Clint Eastwood: Made in Spain by Francisco Reyero
Spanish journalist Francisco Reyero presents his new book, followed by a conversation with Mark Parascandola, author of “Once Upon a Time in Almería.”
The making of Clint Eastwood as a worldwide star began with a journey into the unknown. When struggling to find work in 1964, Eastwood took an offer from a non-established Italian director to shoot a western movie in Spain. Director Sergio Leone hoped to count on the likes of James Coburn, Charles Bronson, or even Henry Fonda as the star for the movie. However, financial restraints left him with Clint Eastwood, a young man with moderate success in television, as his only choice.

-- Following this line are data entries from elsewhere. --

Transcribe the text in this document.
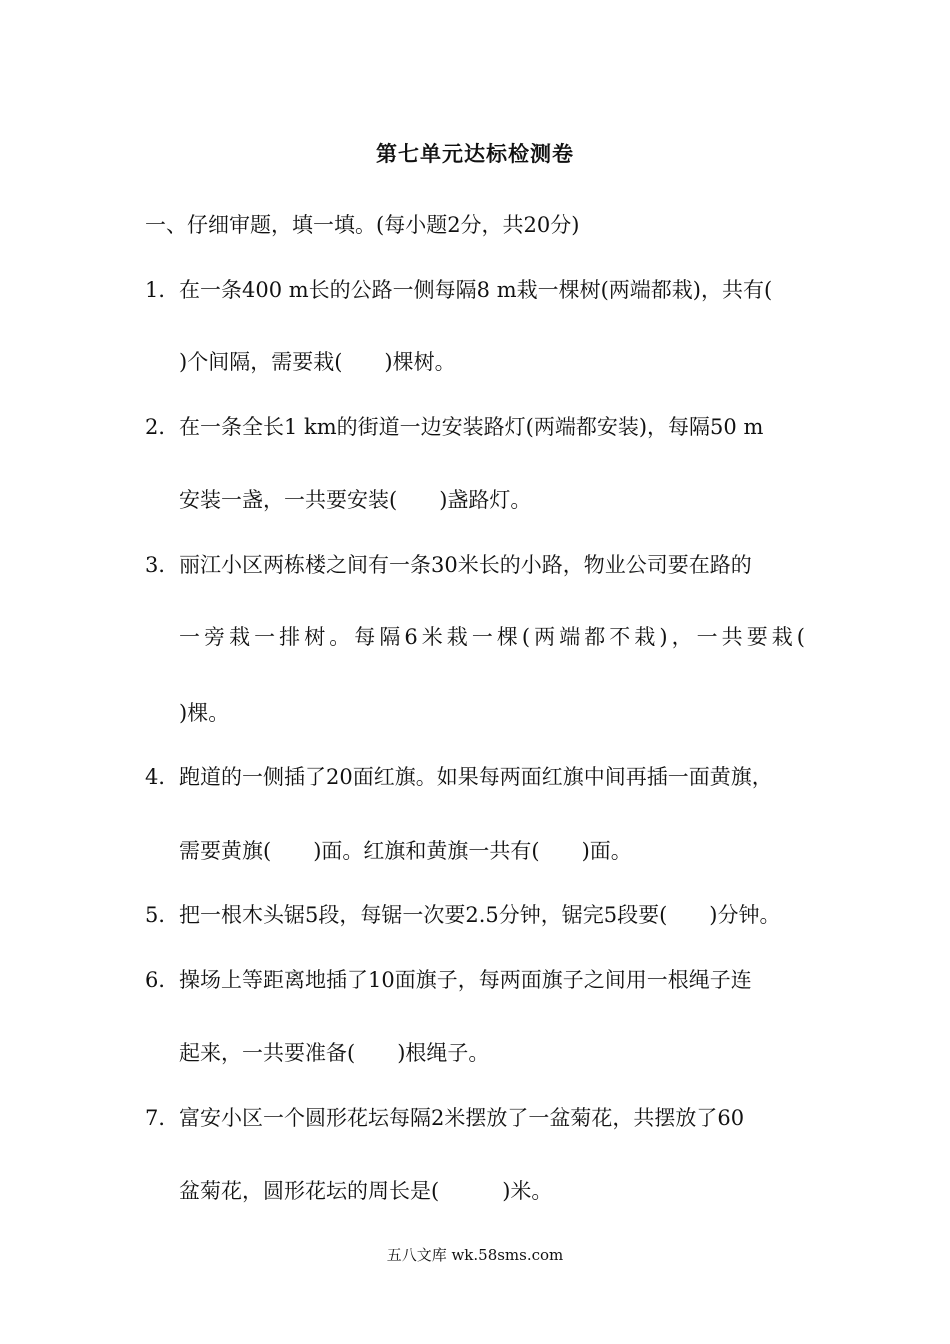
第七单元达标检测卷
一、仔细审题，填一填。(每小题2分，共20分)
1． 在一条400 m长的公路一侧每隔8 m栽一棵树(两端都栽)，共有(
)个间隔，需要栽(　　)棵树。
2． 在一条全长1 km的街道一边安装路灯(两端都安装)，每隔50 m
安装一盏，一共要安装(　　)盏路灯。
3． 丽江小区两栋楼之间有一条30米长的小路，物业公司要在路的
一旁栽一排树。每隔6米栽一棵(两端都不栽)，一共要栽(
)棵。
4． 跑道的一侧插了20面红旗。如果每两面红旗中间再插一面黄旗，
需要黄旗(　　)面。红旗和黄旗一共有(　　)面。
5． 把一根木头锯5段，每锯一次要2.5分钟，锯完5段要(　　)分钟。
6． 操场上等距离地插了10面旗子，每两面旗子之间用一根绳子连
起来，一共要准备(　　)根绳子。
7． 富安小区一个圆形花坛每隔2米摆放了一盆菊花，共摆放了60
盆菊花，圆形花坛的周长是(　　　)米。
五八文库 wk.58sms.com
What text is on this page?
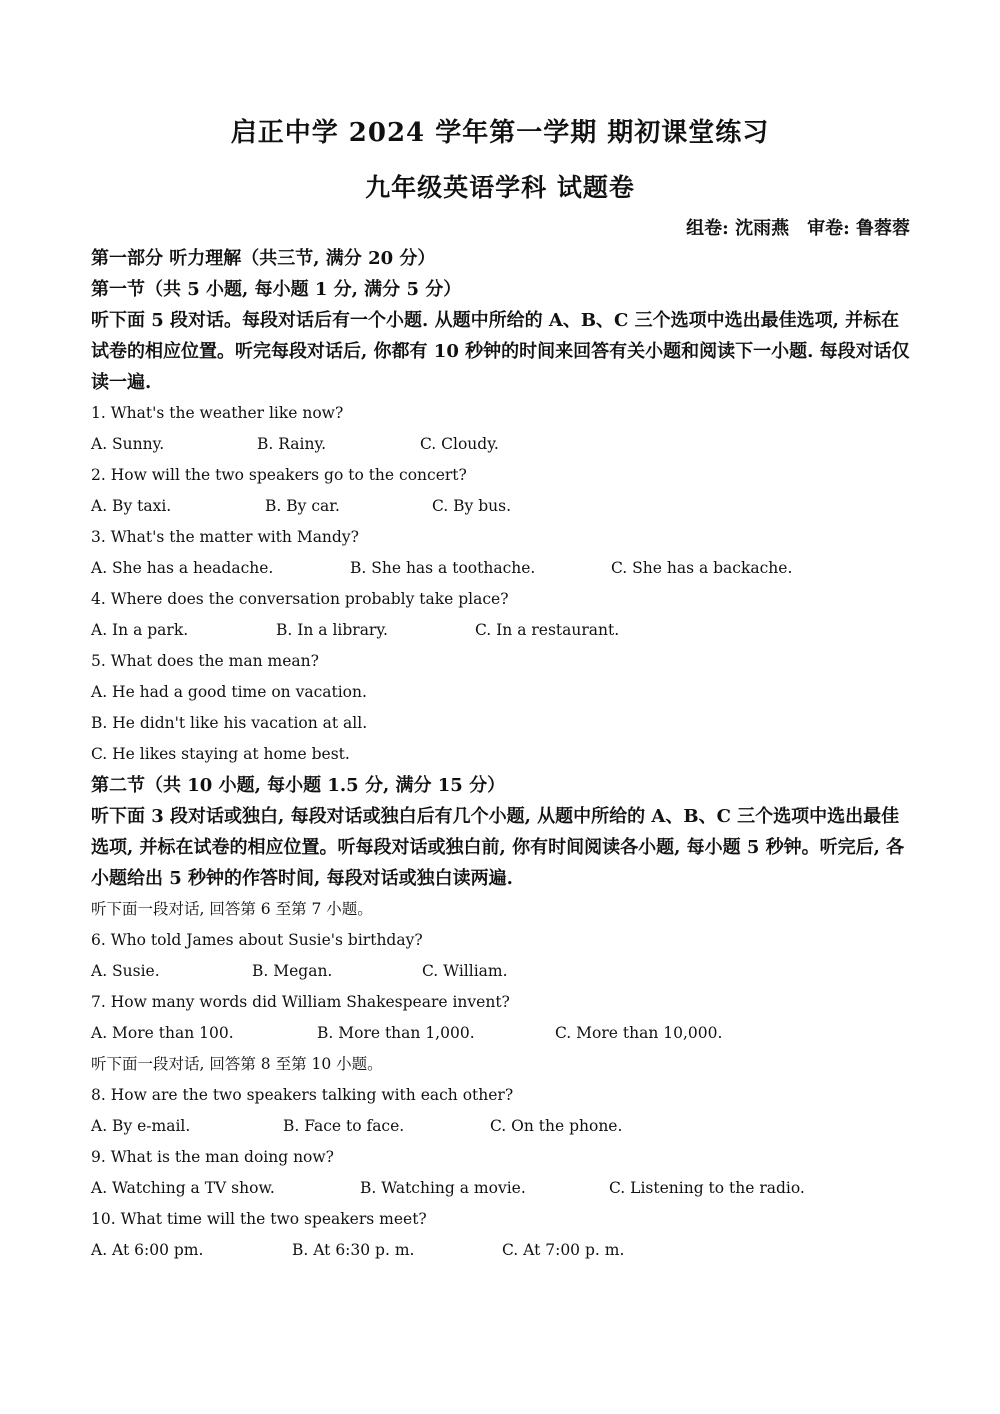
启正中学 2024 学年第一学期 期初课堂练习
九年级英语学科 试题卷
组卷: 沈雨燕 审卷: 鲁蓉蓉

第一部分 听力理解（共三节, 满分 20 分）

第一节（共 5 小题, 每小题 1 分, 满分 5 分）

听下面 5 段对话。每段对话后有一个小题. 从题中所给的 A、B、C 三个选项中选出最佳选项, 并标在试卷的相应位置。听完每段对话后, 你都有 10 秒钟的时间来回答有关小题和阅读下一小题. 每段对话仅读一遍.

1. What's the weather like now?

A. Sunny.	B. Rainy.	C. Cloudy.

2. How will the two speakers go to the concert?

A. By taxi.	B. By car.	C. By bus.

3. What's the matter with Mandy?

A. She has a headache.	B. She has a toothache.	C. She has a backache.

4. Where does the conversation probably take place?

A. In a park.	B. In a library.	C. In a restaurant.

5. What does the man mean?

A. He had a good time on vacation.

B. He didn't like his vacation at all.

C. He likes staying at home best.

第二节（共 10 小题, 每小题 1.5 分, 满分 15 分）

听下面 3 段对话或独白, 每段对话或独白后有几个小题, 从题中所给的 A、B、C 三个选项中选出最佳选项, 并标在试卷的相应位置。听每段对话或独白前, 你有时间阅读各小题, 每小题 5 秒钟。听完后, 各小题给出 5 秒钟的作答时间, 每段对话或独白读两遍.

听下面一段对话, 回答第 6 至第 7 小题。

6. Who told James about Susie's birthday?

A. Susie.	B. Megan.	C. William.

7. How many words did William Shakespeare invent?

A. More than 100.	B. More than 1,000.	C. More than 10,000.

听下面一段对话, 回答第 8 至第 10 小题。

8. How are the two speakers talking with each other?

A. By e-mail.	B. Face to face.	C. On the phone.

9. What is the man doing now?

A. Watching a TV show.	B. Watching a movie.	C. Listening to the radio.

10. What time will the two speakers meet?

A. At 6:00 pm.	B. At 6:30 p. m.	C. At 7:00 p. m.
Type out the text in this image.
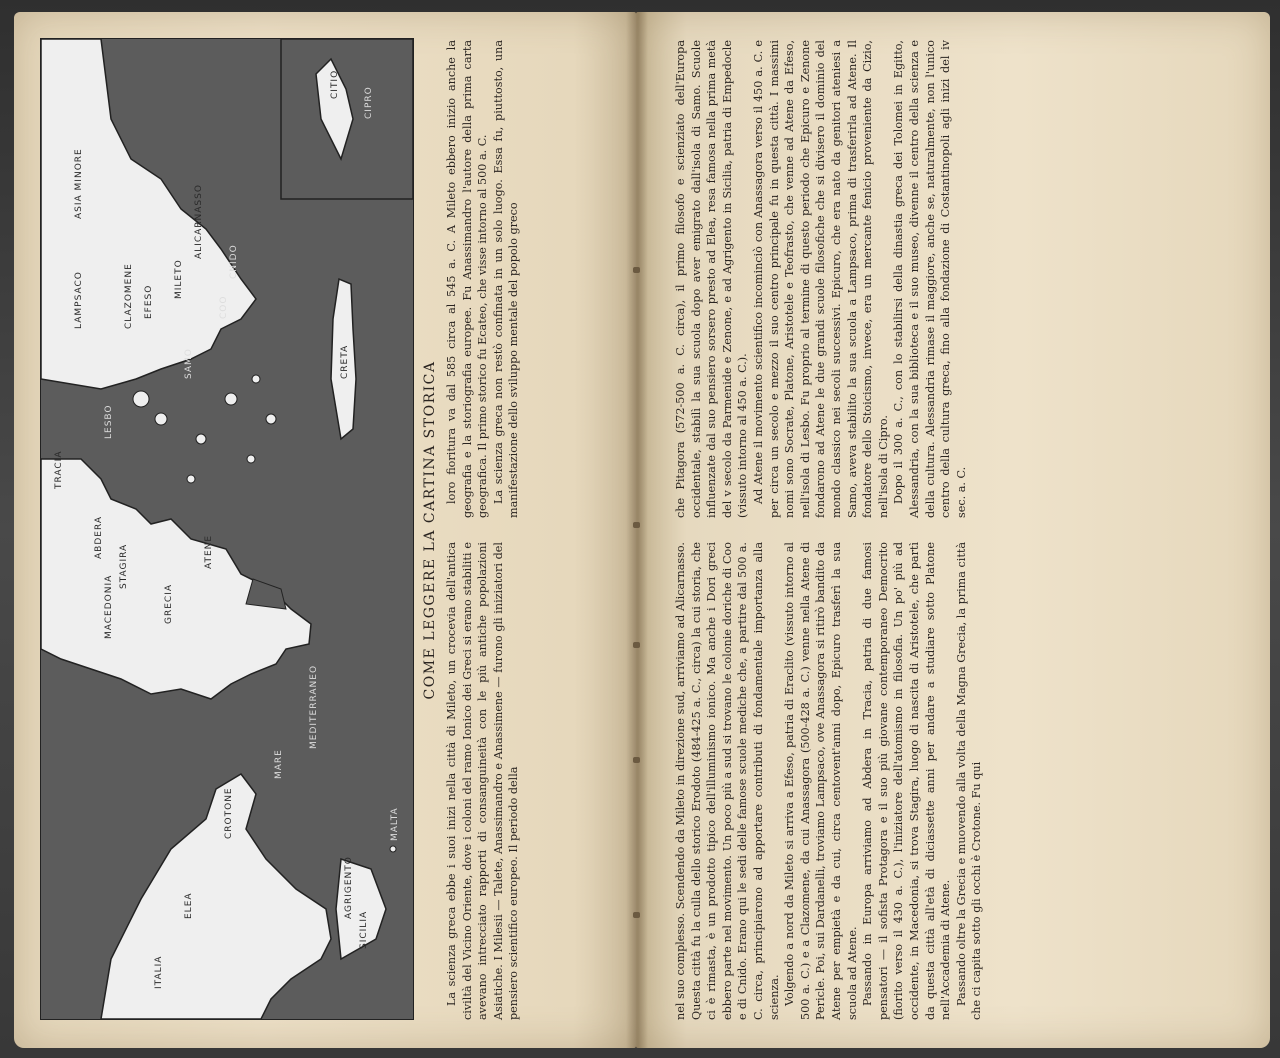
TRACIA
ABDERA
MACEDONIA
STAGIRA
GRECIA
ATENE
LESBO
LAMPSACO
ASIA MINORE
CLAZOMENE EFESO
SAMO
MILETO
ALICARNASSO
COO
CNIDO
CRETA
CIPRO
CITIO
MARE
MEDITERRANEO
ITALIA
ELEA
CROTONE
SICILIA
AGRIGENTO
MALTA
COME LEGGERE LA CARTINA STORICA

La scienza greca ebbe i suoi inizi nella città di Mileto, un crocevia dell'antica civiltà del Vicino Oriente, dove i coloni del ramo Ionico dei Greci si erano stabiliti e avevano intrecciato rapporti di consanguineità con le più antiche popolazioni Asiatiche. I Milesii — Talete, Anassimandro e Anassimene — furono gli iniziatori del pensiero scientifico europeo. Il periodo della

loro fioritura va dal 585 circa al 545 a. C. A Mileto ebbero inizio anche la geografia e la storiografia europee. Fu Anassimandro l'autore della prima carta geografica. Il primo storico fu Ecateo, che visse intorno al 500 a. C. La scienza greca non restò confinata in un solo luogo. Essa fu, piuttosto, una manifestazione dello sviluppo mentale del popolo greco

nel suo complesso. Scendendo da Mileto in direzione sud, arriviamo ad Alicarnasso. Questa città fu la culla dello storico Erodoto (484-425 a. C., circa) la cui storia, che ci è rimasta, è un prodotto tipico dell'illuminismo ionico. Ma anche i Dori greci ebbero parte nel movimento. Un poco più a sud si trovano le colonie doriche di Coo e di Cnido. Erano qui le sedi delle famose scuole mediche che, a partire dal 500 a. C. circa, principiarono ad apportare contributi di fondamentale importanza alla scienza. Volgendo a nord da Mileto si arriva a Efeso, patria di Eraclito (vissuto intorno al 500 a. C.) e a Clazomene, da cui Anassagora (500-428 a. C.) venne nella Atene di Pericle. Poi, sui Dardanelli, troviamo Lampsaco, ove Anassagora si ritirò bandito da Atene per empietà e da cui, circa centovent'anni dopo, Epicuro trasferì la sua scuola ad Atene. Passando in Europa arriviamo ad Abdera in Tracia, patria di due famosi pensatori — il sofista Protagora e il suo più giovane contemporaneo Democrito (fiorito verso il 430 a. C.), l'iniziatore dell'atomismo in filosofia. Un po' più ad occidente, in Macedonia, si trova Stagira, luogo di nascita di Aristotele, che partì da questa città all'età di diciassette anni per andare a studiare sotto Platone nell'Accademia di Atene. Passando oltre la Grecia e muovendo alla volta della Magna Grecia, la prima città che ci capita sotto gli occhi è Crotone. Fu qui

che Pitagora (572-500 a. C. circa), il primo filosofo e scienziato dell'Europa occidentale, stabilì la sua scuola dopo aver emigrato dall'isola di Samo. Scuole influenzate dal suo pensiero sorsero presto ad Elea, resa famosa nella prima metà del v secolo da Parmenide e Zenone, e ad Agrigento in Sicilia, patria di Empedocle (vissuto intorno al 450 a. C.). Ad Atene il movimento scientifico incominciò con Anassagora verso il 450 a. C. e per circa un secolo e mezzo il suo centro principale fu in questa città. I massimi nomi sono Socrate, Platone, Aristotele e Teofrasto, che venne ad Atene da Efeso, nell'isola di Lesbo. Fu proprio al termine di questo periodo che Epicuro e Zenone fondarono ad Atene le due grandi scuole filosofiche che si divisero il dominio del mondo classico nei secoli successivi. Epicuro, che era nato da genitori ateniesi a Samo, aveva stabilito la sua scuola a Lampsaco, prima di trasferirla ad Atene. Il fondatore dello Stoicismo, invece, era un mercante fenicio proveniente da Cizio, nell'isola di Cipro. Dopo il 300 a. C., con lo stabilirsi della dinastia greca dei Tolomei in Egitto, Alessandria, con la sua biblioteca e il suo museo, divenne il centro della scienza e della cultura. Alessandria rimase il maggiore, anche se, naturalmente, non l'unico centro della cultura greca, fino alla fondazione di Costantinopoli agli inizi del iv sec. a. C.
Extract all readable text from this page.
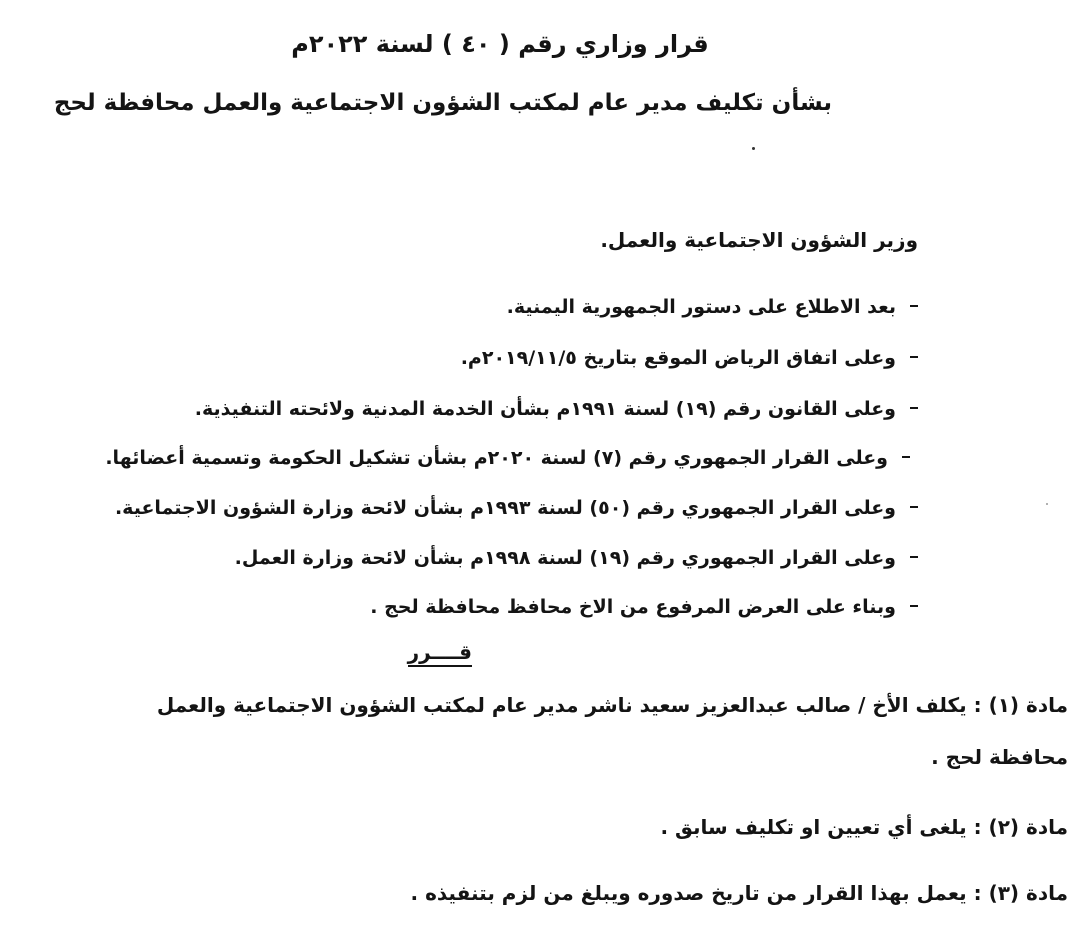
قرار وزاري رقم ( ٤٠ ) لسنة ٢٠٢٢م
بشأن تكليف مدير عام لمكتب الشؤون الاجتماعية والعمل محافظة لحج
وزير الشؤون الاجتماعية والعمل.
بعد الاطلاع على دستور الجمهورية اليمنية.
وعلى اتفاق الرياض الموقع بتاريخ ٢٠١٩/١١/٥م.
وعلى القانون رقم (١٩) لسنة ١٩٩١م بشأن الخدمة المدنية ولائحته التنفيذية.
وعلى القرار الجمهوري رقم (٧) لسنة ٢٠٢٠م بشأن تشكيل الحكومة وتسمية أعضائها.
وعلى القرار الجمهوري رقم (٥٠) لسنة ١٩٩٣م بشأن لائحة وزارة الشؤون الاجتماعية.
وعلى القرار الجمهوري رقم (١٩) لسنة ١٩٩٨م بشأن لائحة وزارة العمل.
وبناء على العرض المرفوع من الاخ محافظ محافظة لحج .
قــــرر
مادة (١) : يكلف الأخ / صالب عبدالعزيز سعيد ناشر مدير عام لمكتب الشؤون الاجتماعية والعمل
محافظة لحج .
مادة (٢) : يلغى أي تعيين او تكليف سابق .
مادة (٣) : يعمل بهذا القرار من تاريخ صدوره ويبلغ من لزم بتنفيذه .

After several chaotic weeks in Spain, unpaid bills, and threats of ending the project, A Fistful of Dollars premiered in Italy in 1964. The success of the movie brought Eastwood back to Spain, where he worked over the next two years in the equally succesful For a Few Dollars More (1965) and The Good, The Bad and The Ugly (1966). Eastwood became a well-known star three years later, when the films were premiered in the U.S.
About Francisco Reyero
Francisco Reyero (Sevilla, 1971) has been working as a journalist in Spain for the last twenty years. Reyero has participated in radio and television shows, and published several essays on famous figures and personalities linked to Spain, like Frank Sinatra and Clint Eastwood. His work Nunca volveré a ese maldito país (Fundación Lara/Planeta, 2015) narrates the difficult relationship between the famous singer and Spain. Clint Eastwood: Made in Spain (Fundacion Lara/ Planeta, 2018) is an English version of Eastwood: Desde que mi nombre me defiende (Fundación Lara/Planeta, 2017). The book tells the story of how the Californian actor became famous accepting a project to shoot a western movie in Almería.
About Mark Parascandola
Mark Parascandola is a photographer based in Washington, D.C. with family roots in Spain. Parascandola was awarded an Individual Artist Fellowship from the DC Commission on the Arts and Humanities 2017 and was a Finalist for the Sondheim Prize 2011 and for Critical Mass 2016. His latest photobook, Once Upon a Time in Almeria: The Legacy of Hollywood in Spain (Daylight Books), was published last year. The photographs document the film sets, locations, and landscapes used in the many movies made in Almería since the 1960s.